A larger alpha makes the denominator change more slowly, giving the effective learning rate more inertia. A smaller alpha lets the optimizer react quickly to sudden changes in gradient magnitude — useful for non-stationary problems.


Full Example

auto* perm = Arena::create(MiB(1024), MiB(64), true);
auto* graph = Arena::create(MiB(512), MiB(32), true);

nn::Sequential seq;
// ... add layers ...

optim::RMSprop rms(perm, seq.parameters(), 0.001f, 0.99f);
nn::HuberLoss criterion(2.0f);
nn::Trainer<optim::RMSprop, nn::HuberLoss> trainer(&seq, &rms, &criterion, graph);

TrainingStats stats = trainer.fit_dataloader(loader, 100);

When to Use RMSprop

RMSprop is a strong choice when:

  • Training RNNs or sequences — RMSprop was originally proposed by Geoffrey Hinton for this purpose.

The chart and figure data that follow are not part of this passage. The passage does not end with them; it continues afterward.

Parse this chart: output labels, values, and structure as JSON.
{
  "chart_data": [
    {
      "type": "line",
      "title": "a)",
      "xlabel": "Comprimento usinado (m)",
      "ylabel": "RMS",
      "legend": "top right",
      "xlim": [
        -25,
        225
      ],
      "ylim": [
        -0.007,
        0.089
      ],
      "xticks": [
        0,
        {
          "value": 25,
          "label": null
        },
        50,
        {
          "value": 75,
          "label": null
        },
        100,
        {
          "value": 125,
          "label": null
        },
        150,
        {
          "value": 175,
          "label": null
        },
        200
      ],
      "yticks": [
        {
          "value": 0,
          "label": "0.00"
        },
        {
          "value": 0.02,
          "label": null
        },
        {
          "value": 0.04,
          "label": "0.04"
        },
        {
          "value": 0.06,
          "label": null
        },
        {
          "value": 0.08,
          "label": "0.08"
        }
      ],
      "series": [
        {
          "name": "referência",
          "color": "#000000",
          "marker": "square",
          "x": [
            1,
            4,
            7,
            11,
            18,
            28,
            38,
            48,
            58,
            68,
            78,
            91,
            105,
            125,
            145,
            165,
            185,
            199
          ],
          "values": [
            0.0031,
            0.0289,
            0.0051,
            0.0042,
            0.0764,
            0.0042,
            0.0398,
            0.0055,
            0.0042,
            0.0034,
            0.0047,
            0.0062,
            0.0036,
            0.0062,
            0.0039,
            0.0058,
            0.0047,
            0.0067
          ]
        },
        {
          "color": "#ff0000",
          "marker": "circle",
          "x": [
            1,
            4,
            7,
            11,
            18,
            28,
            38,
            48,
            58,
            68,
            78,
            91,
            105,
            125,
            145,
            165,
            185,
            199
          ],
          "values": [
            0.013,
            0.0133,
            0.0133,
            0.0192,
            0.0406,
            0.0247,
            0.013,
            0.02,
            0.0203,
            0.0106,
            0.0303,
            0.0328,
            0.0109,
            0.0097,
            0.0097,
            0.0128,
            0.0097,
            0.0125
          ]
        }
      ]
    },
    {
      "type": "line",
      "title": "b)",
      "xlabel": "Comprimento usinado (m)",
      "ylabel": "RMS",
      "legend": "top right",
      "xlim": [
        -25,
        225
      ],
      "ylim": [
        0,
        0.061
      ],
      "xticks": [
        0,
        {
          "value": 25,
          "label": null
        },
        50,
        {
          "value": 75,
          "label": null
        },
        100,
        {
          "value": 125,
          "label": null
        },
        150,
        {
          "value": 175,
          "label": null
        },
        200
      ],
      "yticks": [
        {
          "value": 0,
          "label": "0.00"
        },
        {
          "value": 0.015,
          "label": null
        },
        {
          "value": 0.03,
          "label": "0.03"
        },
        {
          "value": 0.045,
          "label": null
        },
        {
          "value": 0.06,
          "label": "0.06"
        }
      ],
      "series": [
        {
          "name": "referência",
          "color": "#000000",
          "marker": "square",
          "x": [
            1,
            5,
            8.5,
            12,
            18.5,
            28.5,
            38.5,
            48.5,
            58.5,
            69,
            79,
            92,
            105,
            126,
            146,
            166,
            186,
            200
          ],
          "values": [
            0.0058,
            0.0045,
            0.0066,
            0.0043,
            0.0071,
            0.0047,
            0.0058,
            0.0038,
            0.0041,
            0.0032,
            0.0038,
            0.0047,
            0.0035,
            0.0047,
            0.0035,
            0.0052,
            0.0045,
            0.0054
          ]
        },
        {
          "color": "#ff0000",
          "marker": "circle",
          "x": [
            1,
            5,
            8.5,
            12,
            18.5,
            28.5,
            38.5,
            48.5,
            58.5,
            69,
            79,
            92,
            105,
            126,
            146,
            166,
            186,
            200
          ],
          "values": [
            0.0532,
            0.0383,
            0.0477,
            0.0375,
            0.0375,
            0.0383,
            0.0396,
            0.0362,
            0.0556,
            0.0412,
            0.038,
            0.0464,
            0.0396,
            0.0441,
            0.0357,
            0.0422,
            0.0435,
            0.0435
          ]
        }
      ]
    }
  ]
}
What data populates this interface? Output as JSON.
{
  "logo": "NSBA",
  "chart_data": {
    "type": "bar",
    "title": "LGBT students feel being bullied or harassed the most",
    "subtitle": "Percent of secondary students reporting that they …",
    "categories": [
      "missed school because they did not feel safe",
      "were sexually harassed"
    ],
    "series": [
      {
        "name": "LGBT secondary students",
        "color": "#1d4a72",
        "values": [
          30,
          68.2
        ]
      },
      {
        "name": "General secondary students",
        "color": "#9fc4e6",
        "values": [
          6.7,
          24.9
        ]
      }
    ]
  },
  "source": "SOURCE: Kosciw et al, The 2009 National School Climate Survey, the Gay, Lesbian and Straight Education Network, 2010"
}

The absence of a first moment estimate avoids some of the instability that momentum can introduce in recurrent settings.
  • Non-stationary objectives — problems where the gradient distribution changes during training. RMSprop adapts its effective learning rate relatively quickly compared to Adam.
  • Memory-constrained settings — RMSprop uses half the state memory of Adam (v only, no m).

For standard feedforward networks and CNNs, Adam or AdamW will typically converge faster. RMSprop and Adam differ mainly in whether they include the first moment (momentum) term — Adam does, RMSprop does not.